Paradoxically, it is easier to write about extremely specific ideas than to write about generalities. For example, if you were asked to write about freedom or justice, what would you say? There is so much to say about each of them. Where do you start? What kind of “freedom” are we talking about? “Justice” for whom, and in what circumstances?

On the other hand, if you were asked to write about what it’s like to be grounded, or about how it felt when a cheater got a better grade on an assignment than you did, or about the jerk who got the promotion you were aiming for, I bet you would have no trouble filling pages with specific details.

Give examples

Give specific examples or mini-narratives. All stories are made up of smaller stories woven together. Your perspective is valuable and unique, so provide that perspective to your audience. Back to our example about freedom and justice, provide examples when you exercised your freedom the most or when our freedom was curtailed. Provide examples of an injustice you suffered. Provide as many examples in your draft as possible. Don’t choose. Provide them all. When drafting, keep moving forward.

Keep moving forward

Drafting is a bit like prewriting. You want to keep moving forward as much as possible. Don’t look back and edit. It’s not the time for that. You may wish to look at the last sentence you wrote to anchor yourself for knowing how to move forward. But don’t tinker with what you just wrote. Once the dust has settled a bit from your writing storm, you can go back to revise and edit. For now, keep moving forward and filling those pages.

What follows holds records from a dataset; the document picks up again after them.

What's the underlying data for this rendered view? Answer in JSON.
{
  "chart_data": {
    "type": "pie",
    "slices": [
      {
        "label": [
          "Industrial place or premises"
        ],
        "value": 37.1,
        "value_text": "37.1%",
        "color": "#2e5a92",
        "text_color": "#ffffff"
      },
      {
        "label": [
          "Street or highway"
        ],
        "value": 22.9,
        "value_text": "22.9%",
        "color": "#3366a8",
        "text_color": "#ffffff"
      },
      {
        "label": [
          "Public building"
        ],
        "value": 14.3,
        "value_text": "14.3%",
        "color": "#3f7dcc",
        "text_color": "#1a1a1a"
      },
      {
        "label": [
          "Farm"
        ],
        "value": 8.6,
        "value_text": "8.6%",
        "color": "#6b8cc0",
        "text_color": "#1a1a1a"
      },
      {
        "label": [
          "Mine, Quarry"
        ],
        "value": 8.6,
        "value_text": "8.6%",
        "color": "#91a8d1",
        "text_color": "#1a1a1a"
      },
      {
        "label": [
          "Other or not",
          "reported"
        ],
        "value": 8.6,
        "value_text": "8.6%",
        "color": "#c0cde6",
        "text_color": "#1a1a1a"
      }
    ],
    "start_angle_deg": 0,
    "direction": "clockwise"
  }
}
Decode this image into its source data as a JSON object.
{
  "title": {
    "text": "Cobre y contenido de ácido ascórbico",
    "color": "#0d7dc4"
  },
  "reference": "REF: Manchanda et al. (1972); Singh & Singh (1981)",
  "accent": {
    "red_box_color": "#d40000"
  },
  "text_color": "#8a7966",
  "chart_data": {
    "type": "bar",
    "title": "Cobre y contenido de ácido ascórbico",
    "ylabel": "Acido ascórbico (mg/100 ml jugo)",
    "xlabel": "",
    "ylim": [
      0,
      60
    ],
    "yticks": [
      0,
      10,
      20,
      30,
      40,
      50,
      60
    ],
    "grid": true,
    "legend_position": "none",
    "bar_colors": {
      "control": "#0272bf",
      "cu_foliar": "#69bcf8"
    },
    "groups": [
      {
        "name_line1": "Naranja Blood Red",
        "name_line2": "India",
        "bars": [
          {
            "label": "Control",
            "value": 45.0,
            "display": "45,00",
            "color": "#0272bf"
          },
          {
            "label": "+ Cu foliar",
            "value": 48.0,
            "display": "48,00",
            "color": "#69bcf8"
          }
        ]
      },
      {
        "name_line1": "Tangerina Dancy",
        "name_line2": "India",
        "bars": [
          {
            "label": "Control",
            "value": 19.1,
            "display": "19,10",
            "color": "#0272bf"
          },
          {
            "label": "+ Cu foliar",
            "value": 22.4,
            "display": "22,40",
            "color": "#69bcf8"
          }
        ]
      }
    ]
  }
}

Remember those examples? William Zinsser says to collect many ideas. That’s a prewriting technique. But it’s also a drafting technique. Writing out those ideas, those mini-stories, is valuable for determining exactly what the best material is for your writing.

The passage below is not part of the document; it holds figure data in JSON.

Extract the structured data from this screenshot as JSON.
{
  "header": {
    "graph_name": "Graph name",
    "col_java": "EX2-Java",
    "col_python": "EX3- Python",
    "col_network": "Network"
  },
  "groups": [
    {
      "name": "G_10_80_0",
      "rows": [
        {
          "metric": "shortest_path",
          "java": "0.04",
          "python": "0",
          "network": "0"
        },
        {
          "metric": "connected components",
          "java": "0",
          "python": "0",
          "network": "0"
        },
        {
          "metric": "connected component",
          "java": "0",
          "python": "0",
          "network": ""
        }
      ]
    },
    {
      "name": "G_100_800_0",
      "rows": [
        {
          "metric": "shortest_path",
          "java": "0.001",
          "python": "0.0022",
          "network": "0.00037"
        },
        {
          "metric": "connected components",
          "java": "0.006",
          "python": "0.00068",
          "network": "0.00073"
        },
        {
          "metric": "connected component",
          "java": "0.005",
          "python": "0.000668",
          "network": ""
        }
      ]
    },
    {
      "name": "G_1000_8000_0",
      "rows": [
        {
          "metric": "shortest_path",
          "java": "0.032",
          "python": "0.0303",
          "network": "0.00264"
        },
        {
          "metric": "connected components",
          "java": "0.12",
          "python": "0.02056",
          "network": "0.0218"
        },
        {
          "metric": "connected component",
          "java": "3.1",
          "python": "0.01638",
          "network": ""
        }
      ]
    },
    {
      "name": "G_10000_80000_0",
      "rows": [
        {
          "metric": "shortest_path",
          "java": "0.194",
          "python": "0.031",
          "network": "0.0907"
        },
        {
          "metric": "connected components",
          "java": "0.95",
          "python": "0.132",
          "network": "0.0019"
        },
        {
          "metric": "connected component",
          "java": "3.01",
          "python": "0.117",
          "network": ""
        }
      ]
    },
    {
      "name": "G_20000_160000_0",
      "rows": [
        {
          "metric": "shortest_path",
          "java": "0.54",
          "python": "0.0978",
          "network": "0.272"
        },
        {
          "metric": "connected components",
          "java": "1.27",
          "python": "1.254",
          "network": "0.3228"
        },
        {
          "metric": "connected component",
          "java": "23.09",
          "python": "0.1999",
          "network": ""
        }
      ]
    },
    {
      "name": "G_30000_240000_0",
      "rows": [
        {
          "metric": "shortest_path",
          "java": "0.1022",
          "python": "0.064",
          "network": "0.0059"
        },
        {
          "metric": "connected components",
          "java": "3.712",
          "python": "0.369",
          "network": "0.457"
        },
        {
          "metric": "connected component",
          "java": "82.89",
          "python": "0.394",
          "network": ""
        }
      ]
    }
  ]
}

Consider this analogy. You must choose two good peaches to bake a pie. One bin has two peaches in it. One bin has 10 peaches in it. Which do you choose? Chances are that two peaches in the 10-peach-bin are better than the only two peaches in the two-peach-bin. What you want to do is to choose the best damn peaches, period.

If you dig up 10 examples for your writing, and use the two best examples, then you are increasing the quality of your work. If you only have two examples to choose from, how do you know they are any good?

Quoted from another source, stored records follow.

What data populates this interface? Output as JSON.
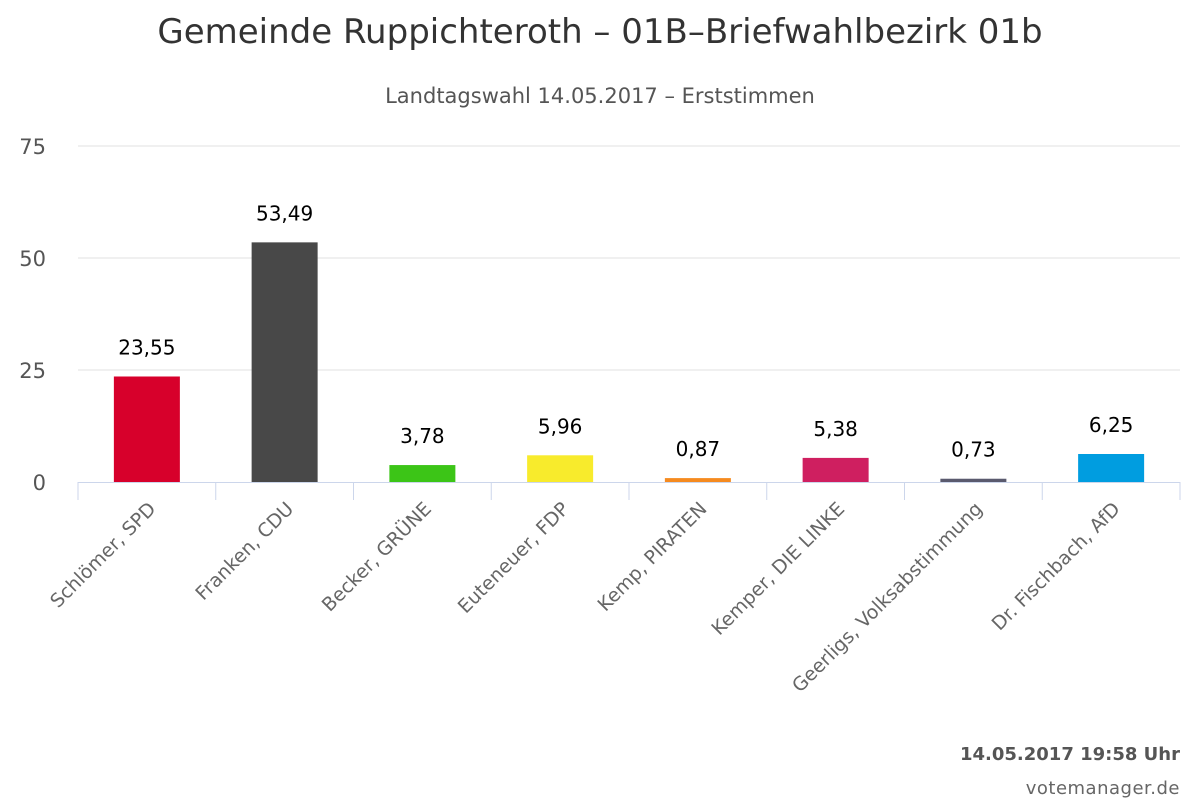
{
  "chart_data": {
    "type": "bar",
    "title": "Gemeinde Ruppichteroth – 01B–Briefwahlbezirk 01b",
    "subtitle": "Landtagswahl 14.05.2017 – Erststimmen",
    "categories": [
      "Schlömer, SPD",
      "Franken, CDU",
      "Becker, GRÜNE",
      "Euteneuer, FDP",
      "Kemp, PIRATEN",
      "Kemper, DIE LINKE",
      "Geerligs, Volksabstimmung",
      "Dr. Fischbach, AfD"
    ],
    "values": [
      23.55,
      53.49,
      3.78,
      5.96,
      0.87,
      5.38,
      0.73,
      6.25
    ],
    "value_labels": [
      "23,55",
      "53,49",
      "3,78",
      "5,96",
      "0,87",
      "5,38",
      "0,73",
      "6,25"
    ],
    "colors": [
      "#d7002b",
      "#484848",
      "#3cc517",
      "#f8eb2c",
      "#f58a1f",
      "#cf1f60",
      "#5a5a6e",
      "#009de0"
    ],
    "ylim": [
      0,
      75
    ],
    "yticks": [
      0,
      25,
      50,
      75
    ],
    "grid": true,
    "xlabel": "",
    "ylabel": ""
  },
  "footer": {
    "timestamp": "14.05.2017 19:58 Uhr",
    "credit": "votemanager.de"
  }
}
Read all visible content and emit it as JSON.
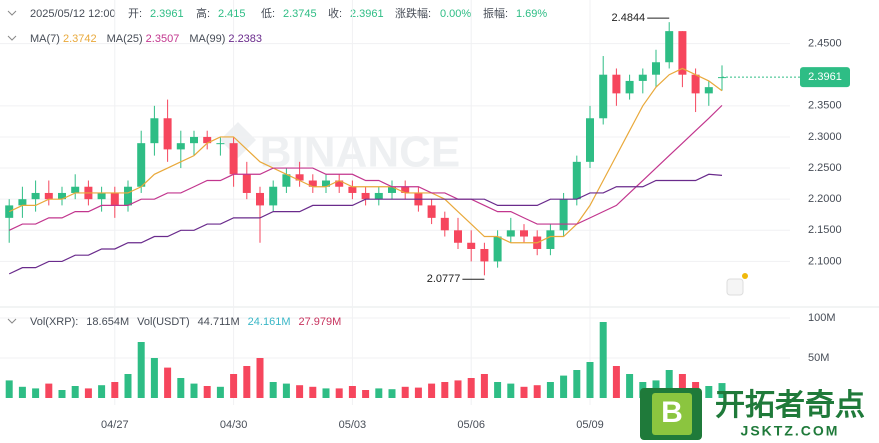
{
  "chart_data": {
    "type": "candlestick",
    "header": {
      "time": "2025/05/12 12:00",
      "open_label": "开:",
      "high_label": "高:",
      "low_label": "低:",
      "close_label": "收:",
      "change_label": "涨跌幅:",
      "change": "0.00%",
      "amplitude_label": "振幅:",
      "amplitude": "1.69%"
    },
    "watermark": "BINANCE",
    "up_color": "#2ebd85",
    "down_color": "#f6465d",
    "categories": [
      null,
      null,
      null,
      null,
      null,
      null,
      null,
      null,
      "04/27",
      null,
      null,
      null,
      null,
      null,
      null,
      null,
      null,
      "04/30",
      null,
      null,
      null,
      null,
      null,
      null,
      null,
      null,
      "05/03",
      null,
      null,
      null,
      null,
      null,
      null,
      null,
      null,
      "05/06",
      null,
      null,
      null,
      null,
      null,
      null,
      null,
      null,
      "05/09",
      null,
      null,
      null,
      null,
      null,
      null,
      null,
      null,
      null,
      null
    ],
    "open": [
      2.17,
      2.19,
      2.2,
      2.21,
      2.2,
      2.21,
      2.22,
      2.2,
      2.21,
      2.19,
      2.22,
      2.29,
      2.33,
      2.28,
      2.29,
      2.3,
      2.29,
      2.29,
      2.24,
      2.21,
      2.19,
      2.22,
      2.24,
      2.23,
      2.22,
      2.23,
      2.22,
      2.21,
      2.2,
      2.21,
      2.22,
      2.21,
      2.19,
      2.17,
      2.15,
      2.13,
      2.12,
      2.1,
      2.14,
      2.15,
      2.14,
      2.12,
      2.15,
      2.2,
      2.26,
      2.33,
      2.4,
      2.37,
      2.39,
      2.4,
      2.42,
      2.47,
      2.4,
      2.37,
      2.3961
    ],
    "high": [
      2.2,
      2.22,
      2.23,
      2.23,
      2.22,
      2.24,
      2.23,
      2.22,
      2.22,
      2.23,
      2.31,
      2.35,
      2.36,
      2.31,
      2.31,
      2.31,
      2.3,
      2.3,
      2.26,
      2.22,
      2.23,
      2.25,
      2.26,
      2.24,
      2.24,
      2.24,
      2.23,
      2.22,
      2.22,
      2.23,
      2.23,
      2.22,
      2.2,
      2.18,
      2.17,
      2.15,
      2.13,
      2.15,
      2.17,
      2.16,
      2.15,
      2.16,
      2.21,
      2.27,
      2.35,
      2.43,
      2.41,
      2.4,
      2.41,
      2.44,
      2.4844,
      2.47,
      2.41,
      2.39,
      2.415
    ],
    "low": [
      2.13,
      2.17,
      2.18,
      2.19,
      2.19,
      2.2,
      2.19,
      2.18,
      2.17,
      2.18,
      2.21,
      2.27,
      2.26,
      2.25,
      2.27,
      2.28,
      2.27,
      2.22,
      2.2,
      2.13,
      2.18,
      2.21,
      2.22,
      2.21,
      2.21,
      2.21,
      2.2,
      2.19,
      2.19,
      2.2,
      2.2,
      2.18,
      2.16,
      2.14,
      2.12,
      2.1,
      2.0777,
      2.09,
      2.13,
      2.13,
      2.11,
      2.11,
      2.14,
      2.19,
      2.25,
      2.32,
      2.35,
      2.36,
      2.37,
      2.38,
      2.41,
      2.38,
      2.34,
      2.35,
      2.3745
    ],
    "close": [
      2.19,
      2.2,
      2.21,
      2.2,
      2.21,
      2.22,
      2.2,
      2.21,
      2.19,
      2.22,
      2.29,
      2.33,
      2.28,
      2.29,
      2.3,
      2.29,
      2.29,
      2.24,
      2.21,
      2.19,
      2.22,
      2.24,
      2.23,
      2.22,
      2.23,
      2.22,
      2.21,
      2.2,
      2.21,
      2.22,
      2.21,
      2.19,
      2.17,
      2.15,
      2.13,
      2.12,
      2.1,
      2.14,
      2.15,
      2.14,
      2.12,
      2.15,
      2.2,
      2.26,
      2.33,
      2.4,
      2.37,
      2.39,
      2.4,
      2.42,
      2.47,
      2.4,
      2.37,
      2.38,
      2.3961
    ],
    "volume": [
      22,
      14,
      12,
      18,
      10,
      15,
      12,
      16,
      20,
      30,
      70,
      50,
      38,
      25,
      18,
      15,
      14,
      30,
      40,
      50,
      20,
      18,
      16,
      14,
      12,
      12,
      15,
      10,
      12,
      11,
      14,
      13,
      18,
      20,
      22,
      25,
      30,
      20,
      18,
      14,
      16,
      20,
      28,
      35,
      45,
      95,
      40,
      30,
      20,
      22,
      35,
      30,
      20,
      15,
      18.654
    ],
    "ma": [
      {
        "name": "MA(7)",
        "color": "#e9a93b",
        "values": [
          2.18,
          2.19,
          2.19,
          2.2,
          2.2,
          2.21,
          2.21,
          2.21,
          2.21,
          2.21,
          2.22,
          2.24,
          2.25,
          2.26,
          2.27,
          2.29,
          2.3,
          2.3,
          2.28,
          2.26,
          2.25,
          2.24,
          2.23,
          2.22,
          2.22,
          2.23,
          2.22,
          2.22,
          2.22,
          2.22,
          2.21,
          2.21,
          2.21,
          2.2,
          2.18,
          2.16,
          2.14,
          2.14,
          2.13,
          2.13,
          2.13,
          2.14,
          2.14,
          2.16,
          2.19,
          2.23,
          2.27,
          2.31,
          2.35,
          2.38,
          2.4,
          2.41,
          2.4,
          2.39,
          2.3742
        ]
      },
      {
        "name": "MA(25)",
        "color": "#c2368e",
        "values": [
          2.15,
          2.16,
          2.16,
          2.17,
          2.17,
          2.18,
          2.18,
          2.19,
          2.19,
          2.19,
          2.2,
          2.2,
          2.21,
          2.21,
          2.22,
          2.23,
          2.23,
          2.24,
          2.24,
          2.24,
          2.25,
          2.25,
          2.25,
          2.25,
          2.24,
          2.24,
          2.24,
          2.23,
          2.23,
          2.22,
          2.22,
          2.22,
          2.21,
          2.21,
          2.2,
          2.2,
          2.19,
          2.18,
          2.18,
          2.17,
          2.16,
          2.16,
          2.16,
          2.16,
          2.17,
          2.18,
          2.19,
          2.21,
          2.23,
          2.25,
          2.27,
          2.29,
          2.31,
          2.33,
          2.3507
        ]
      },
      {
        "name": "MA(99)",
        "color": "#6a2b8c",
        "values": [
          2.08,
          2.09,
          2.09,
          2.1,
          2.1,
          2.11,
          2.11,
          2.12,
          2.12,
          2.13,
          2.13,
          2.14,
          2.14,
          2.15,
          2.15,
          2.16,
          2.16,
          2.17,
          2.17,
          2.17,
          2.18,
          2.18,
          2.18,
          2.19,
          2.19,
          2.19,
          2.19,
          2.2,
          2.2,
          2.2,
          2.2,
          2.2,
          2.2,
          2.2,
          2.2,
          2.2,
          2.2,
          2.19,
          2.19,
          2.19,
          2.19,
          2.2,
          2.2,
          2.2,
          2.21,
          2.21,
          2.22,
          2.22,
          2.22,
          2.23,
          2.23,
          2.23,
          2.23,
          2.24,
          2.2383
        ]
      }
    ],
    "ylim": [
      2.03,
      2.52
    ],
    "yticks": [
      {
        "value": 2.1,
        "label": "2.1000"
      },
      {
        "value": 2.15,
        "label": "2.1500"
      },
      {
        "value": 2.2,
        "label": "2.2000"
      },
      {
        "value": 2.25,
        "label": "2.2500"
      },
      {
        "value": 2.3,
        "label": "2.3000"
      },
      {
        "value": 2.35,
        "label": "2.3500"
      },
      {
        "value": 2.45,
        "label": "2.4500"
      }
    ],
    "volume_legend": [
      "Vol(XRP):",
      "18.654M",
      "Vol(USDT)",
      "44.711M",
      "24.161M",
      "27.979M"
    ],
    "vol_ylim": [
      0,
      107.5
    ],
    "vol_yticks": [
      {
        "value": 50,
        "label": "50M"
      },
      {
        "value": 100,
        "label": "100M"
      }
    ],
    "grid": true,
    "logo": {
      "name": "开拓者奇点",
      "site": "JSKTZ.COM"
    }
  }
}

Don’t fill your work with rotten peaches.

Some things not to do while drafting

Along with not choosing rotten peaches, avoid the following while drafting:

  • Don’t revise and edit along the way.
  • Don’t worry about the title yet.
  • Don’t worry about the introduction yet — it will change.

Writing is a discovery process. Once you discover what your main point is through drafting, you’ll be able to write an introduction worthy of your subject matter. It never fails, when I’ve spent days and weeks preparing the perfect introduction, only to come upon a writing deadline and have to rush my draft, I must inevitably change my well-crafted introduction to match my draft. A draft never comes out exactly the way you think it will.

So that’s it. When you are ready to draft, write long, fill out subheadings, give specific details and examples, and keep moving forward. Before you know it, you’ll have your own shitty first draft. And then the fun can truly begin. Happy drafting!